Furthermore, the sound levels within the room can be measured before any sealing work is performed in the construction, and after the work is performed. If the weakest band within the sound isolation calculations improves with the addition of a towel under the door, then the sound isolation in the construction was limited by sound leakage through that door. If the weakest band increases with the addition of a towel under the door, then that is the area where sealing work should be performed.
The volume of the room and the time for sound decay can alter the sound isolation calculation. Small sound booths that use sound absorbing materials will cause sound to decay rapidly. Large receiving rooms with hard surfaces will allow sound to linger in the room longer.
These factors are accounted for in the calculation of sound isolation, but the tool will only work with an honest measurement of the time for sound to decay in the receiving room. Any guesswork regarding the decay time will lead to an isolation rating that appears higher than the true sound isolation of the constructed walls. The reference tables within the article provide information that will allow sound engineers to remember the common sound isolation properties of various construction types.

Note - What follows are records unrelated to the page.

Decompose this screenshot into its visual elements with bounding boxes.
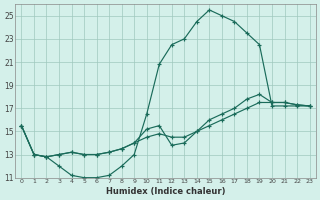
X-axis label: Humidex (Indice chaleur): Humidex (Indice chaleur)	[106, 187, 225, 196]
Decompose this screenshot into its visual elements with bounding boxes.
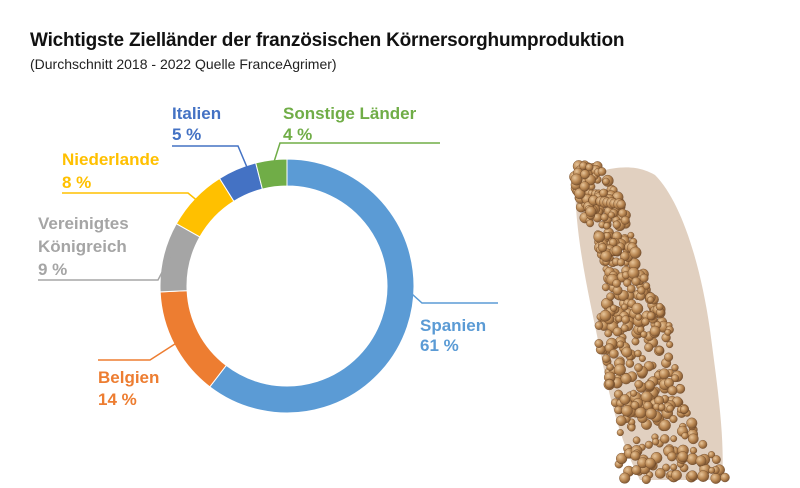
chart-title: Wichtigste Zielländer der französischen … [30, 30, 625, 51]
value-italien: 5 % [172, 125, 201, 144]
label-spanien: Spanien [420, 316, 486, 335]
sorghum-panicle-image [569, 160, 730, 485]
chart-subtitle: (Durchschnitt 2018 - 2022 Quelle FranceA… [30, 56, 337, 72]
leader-line-sonstige [272, 142, 440, 166]
slice-sonstige-länder [255, 158, 288, 190]
leader-lines [38, 142, 498, 361]
slice-spanien [209, 158, 415, 414]
leader-line-niederlande [62, 192, 212, 213]
value-spanien: 61 % [420, 336, 459, 355]
value-niederlande: 8 % [62, 173, 91, 192]
leader-line-spanien [401, 284, 498, 304]
value-belgien: 14 % [98, 390, 137, 409]
donut-slices [159, 158, 415, 414]
leader-line-vk [38, 256, 171, 281]
label-vk-line1: Vereinigtes [38, 214, 129, 233]
label-italien: Italien [172, 104, 221, 123]
value-vk: 9 % [38, 260, 67, 279]
label-vk-line2: Königreich [38, 237, 127, 256]
leader-line-italien [172, 145, 250, 173]
label-belgien: Belgien [98, 368, 159, 387]
leader-line-belgien [98, 341, 179, 361]
value-sonstige: 4 % [283, 125, 312, 144]
label-sonstige: Sonstige Länder [283, 104, 417, 123]
label-niederlande: Niederlande [62, 150, 159, 169]
slice-belgien [159, 290, 227, 388]
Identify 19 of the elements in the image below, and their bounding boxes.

For instance, single stud walls typically have poor sound isolation at frequencies below 250 Hz, but double stud walls have better isolation at low frequencies. The tables allow the sound engineer to remember these properties and to understand why low frequencies in one band may be lowering the sound isolation of the construction overall. The goal of the sound isolation calculation is not to produce a perfect score for the constructed walls.
Rather, the goal is to find a result that fits the use of the room and the budget for fixing any weakness in the sound isolation of the construction documents. The numbers can be entered with the measured sound levels, with the flanking and margin settings can be altered to account for the construction possibilities. Furthermore, if one frequency band is weaker than the others, that band indicates which construction effort will be most beneficial.
Thus, the calculation allows an understanding of the options for sound isolation, and which choice will lead to the next decision to be made by the sound engineer.